The Carrizo Creek and Carrizo Wash in California are a stream and an arroyo in San Diego County, California, and Imperial County, California.
The stream, Carrizo Creek, arises in the mountains of San Diego County, California, and terminates in Carrizo Wash in Imperial County, a tributary in turn to San Felipe Creek that terminates in the Salton Sea.[1]
The source of California's Carrizo Creek is in San Diego County, 1.2 miles north of the California–Mexico State boundary, at 32°38′09″N 116°07′05″W / 32.63583°N 116.11806°W at an elevation of 3,210 feet, on the west side of the divide between Jacumba Valley and the valley of upper Boulder Creek. Carrizo Creek flows west then north northwest through Jacumba Valley then north through Carrizo Gorge and Carrizo Canyon, into Carrizo Valley where it is joined on the left by Vallecito Creek, as it turns east through the Carrizo Badlands where 3 miles east of the site of the old Carrizo Creek Station, at an elevation of 322 feet (98 meters), it becomes Carrizo Wash.[1] Carrizo Wash terminates at its confluence with San Felipe Creek at 33°05′54″N 115°55′38″W / 33.09833°N 115.92722°W.
History
Carrizo Creek, its wash and its tributary, Vallecito Creek, were the watercourses that carved the pathway from the Peninsular Ranges of Southern California through the Carrizo Badlands to the Colorado Desert.

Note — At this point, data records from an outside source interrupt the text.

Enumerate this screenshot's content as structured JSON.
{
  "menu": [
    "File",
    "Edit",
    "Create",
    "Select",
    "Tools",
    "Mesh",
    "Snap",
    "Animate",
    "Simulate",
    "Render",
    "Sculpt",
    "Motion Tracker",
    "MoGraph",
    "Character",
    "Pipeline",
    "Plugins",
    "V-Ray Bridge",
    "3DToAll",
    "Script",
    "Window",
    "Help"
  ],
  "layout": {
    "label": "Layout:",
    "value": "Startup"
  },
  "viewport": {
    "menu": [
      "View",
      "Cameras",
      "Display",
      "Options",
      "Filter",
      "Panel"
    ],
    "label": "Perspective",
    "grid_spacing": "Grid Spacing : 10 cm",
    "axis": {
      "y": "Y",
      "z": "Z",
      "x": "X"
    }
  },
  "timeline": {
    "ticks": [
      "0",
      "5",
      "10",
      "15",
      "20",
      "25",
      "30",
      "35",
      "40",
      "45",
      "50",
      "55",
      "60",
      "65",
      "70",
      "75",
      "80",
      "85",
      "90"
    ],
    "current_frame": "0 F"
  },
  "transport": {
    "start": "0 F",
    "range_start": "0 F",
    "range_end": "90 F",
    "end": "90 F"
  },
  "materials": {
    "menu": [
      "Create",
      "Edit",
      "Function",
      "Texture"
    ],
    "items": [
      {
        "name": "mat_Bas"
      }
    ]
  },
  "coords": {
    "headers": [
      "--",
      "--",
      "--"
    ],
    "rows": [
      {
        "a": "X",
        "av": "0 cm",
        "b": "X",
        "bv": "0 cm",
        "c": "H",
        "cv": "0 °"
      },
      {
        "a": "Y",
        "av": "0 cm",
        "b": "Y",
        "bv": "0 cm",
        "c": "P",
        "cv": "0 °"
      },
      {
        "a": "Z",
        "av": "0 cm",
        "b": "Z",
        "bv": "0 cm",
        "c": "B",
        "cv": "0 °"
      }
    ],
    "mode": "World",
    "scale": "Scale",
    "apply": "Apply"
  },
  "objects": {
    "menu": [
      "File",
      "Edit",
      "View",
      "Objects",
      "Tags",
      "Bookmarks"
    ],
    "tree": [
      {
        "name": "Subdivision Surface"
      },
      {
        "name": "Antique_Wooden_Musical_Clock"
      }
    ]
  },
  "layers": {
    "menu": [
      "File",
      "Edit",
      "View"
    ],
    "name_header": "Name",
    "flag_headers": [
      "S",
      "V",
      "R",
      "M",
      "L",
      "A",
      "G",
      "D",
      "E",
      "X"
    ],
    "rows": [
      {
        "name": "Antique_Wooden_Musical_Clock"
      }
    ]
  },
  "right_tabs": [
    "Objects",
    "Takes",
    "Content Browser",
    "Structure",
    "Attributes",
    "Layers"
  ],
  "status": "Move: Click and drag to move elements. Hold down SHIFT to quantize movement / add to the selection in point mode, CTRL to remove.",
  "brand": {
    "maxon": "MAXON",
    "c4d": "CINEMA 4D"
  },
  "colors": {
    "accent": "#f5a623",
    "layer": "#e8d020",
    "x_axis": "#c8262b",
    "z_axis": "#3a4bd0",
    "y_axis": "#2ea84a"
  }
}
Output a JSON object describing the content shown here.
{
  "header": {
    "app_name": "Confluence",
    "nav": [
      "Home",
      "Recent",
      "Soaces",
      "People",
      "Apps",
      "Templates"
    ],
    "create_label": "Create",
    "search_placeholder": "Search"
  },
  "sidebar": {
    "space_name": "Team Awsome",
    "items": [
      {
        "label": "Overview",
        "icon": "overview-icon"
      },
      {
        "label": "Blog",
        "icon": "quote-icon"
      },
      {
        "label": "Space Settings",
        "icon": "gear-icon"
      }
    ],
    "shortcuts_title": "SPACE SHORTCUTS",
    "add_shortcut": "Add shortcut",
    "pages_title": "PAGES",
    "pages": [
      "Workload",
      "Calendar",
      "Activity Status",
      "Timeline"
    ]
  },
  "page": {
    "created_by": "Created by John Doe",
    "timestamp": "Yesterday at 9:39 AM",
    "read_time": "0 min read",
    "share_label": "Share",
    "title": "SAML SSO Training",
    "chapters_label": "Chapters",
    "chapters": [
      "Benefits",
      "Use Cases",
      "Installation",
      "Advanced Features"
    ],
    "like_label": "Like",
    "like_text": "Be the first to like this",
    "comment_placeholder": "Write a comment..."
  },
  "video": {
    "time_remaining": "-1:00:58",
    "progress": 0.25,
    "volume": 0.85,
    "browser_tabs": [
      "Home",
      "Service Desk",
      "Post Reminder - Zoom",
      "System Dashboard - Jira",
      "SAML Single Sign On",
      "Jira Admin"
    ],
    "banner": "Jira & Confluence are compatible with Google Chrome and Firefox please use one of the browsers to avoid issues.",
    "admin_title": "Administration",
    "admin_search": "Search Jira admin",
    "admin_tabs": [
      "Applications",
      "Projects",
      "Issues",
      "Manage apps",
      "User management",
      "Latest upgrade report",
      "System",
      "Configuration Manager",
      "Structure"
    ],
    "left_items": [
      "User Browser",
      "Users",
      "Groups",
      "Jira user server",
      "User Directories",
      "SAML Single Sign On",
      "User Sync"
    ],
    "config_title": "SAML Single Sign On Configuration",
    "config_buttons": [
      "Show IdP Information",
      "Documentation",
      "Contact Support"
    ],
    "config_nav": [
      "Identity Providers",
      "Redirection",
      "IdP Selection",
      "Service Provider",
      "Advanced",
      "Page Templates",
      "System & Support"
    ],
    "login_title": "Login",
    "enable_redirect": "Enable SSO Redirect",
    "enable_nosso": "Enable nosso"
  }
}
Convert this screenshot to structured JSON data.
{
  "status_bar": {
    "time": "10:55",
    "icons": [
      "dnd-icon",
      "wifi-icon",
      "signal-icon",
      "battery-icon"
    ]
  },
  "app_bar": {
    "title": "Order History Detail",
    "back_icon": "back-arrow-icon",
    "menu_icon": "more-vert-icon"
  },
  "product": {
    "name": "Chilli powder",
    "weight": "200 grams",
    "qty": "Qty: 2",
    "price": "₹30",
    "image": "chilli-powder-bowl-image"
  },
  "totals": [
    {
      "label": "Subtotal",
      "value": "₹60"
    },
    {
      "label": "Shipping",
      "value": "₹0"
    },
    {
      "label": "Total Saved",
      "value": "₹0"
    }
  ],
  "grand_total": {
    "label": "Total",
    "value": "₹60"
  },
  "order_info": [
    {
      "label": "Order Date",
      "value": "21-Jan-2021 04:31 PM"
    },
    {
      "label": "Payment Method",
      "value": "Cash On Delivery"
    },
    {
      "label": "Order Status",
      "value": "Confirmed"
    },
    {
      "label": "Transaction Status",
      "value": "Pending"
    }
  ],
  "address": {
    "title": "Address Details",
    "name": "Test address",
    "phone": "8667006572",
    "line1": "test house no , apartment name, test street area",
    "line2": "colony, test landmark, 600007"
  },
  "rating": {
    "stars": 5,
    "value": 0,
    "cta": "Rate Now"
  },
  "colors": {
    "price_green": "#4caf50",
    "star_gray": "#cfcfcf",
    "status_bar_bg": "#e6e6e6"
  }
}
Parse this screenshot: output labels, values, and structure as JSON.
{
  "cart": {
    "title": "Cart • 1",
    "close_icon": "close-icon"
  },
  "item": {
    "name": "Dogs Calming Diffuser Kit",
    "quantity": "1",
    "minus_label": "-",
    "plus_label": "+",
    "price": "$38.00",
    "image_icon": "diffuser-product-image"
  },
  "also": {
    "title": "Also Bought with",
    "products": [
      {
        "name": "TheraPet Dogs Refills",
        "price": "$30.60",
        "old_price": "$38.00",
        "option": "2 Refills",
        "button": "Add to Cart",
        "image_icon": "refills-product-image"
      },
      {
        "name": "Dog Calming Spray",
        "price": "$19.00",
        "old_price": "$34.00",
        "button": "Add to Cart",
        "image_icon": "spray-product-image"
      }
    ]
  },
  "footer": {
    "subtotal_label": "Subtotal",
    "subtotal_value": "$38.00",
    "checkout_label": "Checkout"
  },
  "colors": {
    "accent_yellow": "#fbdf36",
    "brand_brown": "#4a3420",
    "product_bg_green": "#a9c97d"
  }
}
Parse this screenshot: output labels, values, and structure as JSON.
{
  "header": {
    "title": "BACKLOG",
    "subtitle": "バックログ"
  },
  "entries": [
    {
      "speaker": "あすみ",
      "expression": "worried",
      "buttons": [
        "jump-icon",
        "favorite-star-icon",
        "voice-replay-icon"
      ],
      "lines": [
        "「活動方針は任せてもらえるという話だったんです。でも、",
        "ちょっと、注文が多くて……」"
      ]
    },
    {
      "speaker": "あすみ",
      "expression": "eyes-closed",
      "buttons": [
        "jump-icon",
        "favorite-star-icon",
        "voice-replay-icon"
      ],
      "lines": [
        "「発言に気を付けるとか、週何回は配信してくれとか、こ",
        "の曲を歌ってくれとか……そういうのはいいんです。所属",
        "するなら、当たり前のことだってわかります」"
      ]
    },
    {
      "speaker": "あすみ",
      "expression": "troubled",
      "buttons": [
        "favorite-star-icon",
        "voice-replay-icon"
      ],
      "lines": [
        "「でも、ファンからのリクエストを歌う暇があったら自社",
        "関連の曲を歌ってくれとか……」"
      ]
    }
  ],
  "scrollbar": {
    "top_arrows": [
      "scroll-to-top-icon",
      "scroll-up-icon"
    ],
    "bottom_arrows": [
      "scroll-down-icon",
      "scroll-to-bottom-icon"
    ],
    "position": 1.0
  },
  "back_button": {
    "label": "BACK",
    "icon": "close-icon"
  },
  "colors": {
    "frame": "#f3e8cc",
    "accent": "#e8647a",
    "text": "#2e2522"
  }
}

They provided a pathway and water for Native Americans travelers out into the desert and on to the Colorado River along the course of the distributary New or Alamo Rivers. Subsequently, from 1828 it was similarly used by Mexican travelers on the route of the Sonora Road to Alta California, then by Americans on Cooke's Wagon Road and its successor the Southern Emigrant Trail. It was the route taken into California by the San Antonio–San Diego Mail Line and Overland Mail Company. Both companies used Carrizo Creek Station at the lower end if the creek in the badlands.
Carrizo Wash
Carrizo Wash is a wash with its head at the mouth of Carrizo Creek in the Carrizo Badlands located at 32°53′03″N 115°59′41″W / 32.88417°N 115.99472°W, and its mouth at its confluence with San Felipe Creek, at an elevation of −138 feet (−42 meters) below sea level.[2]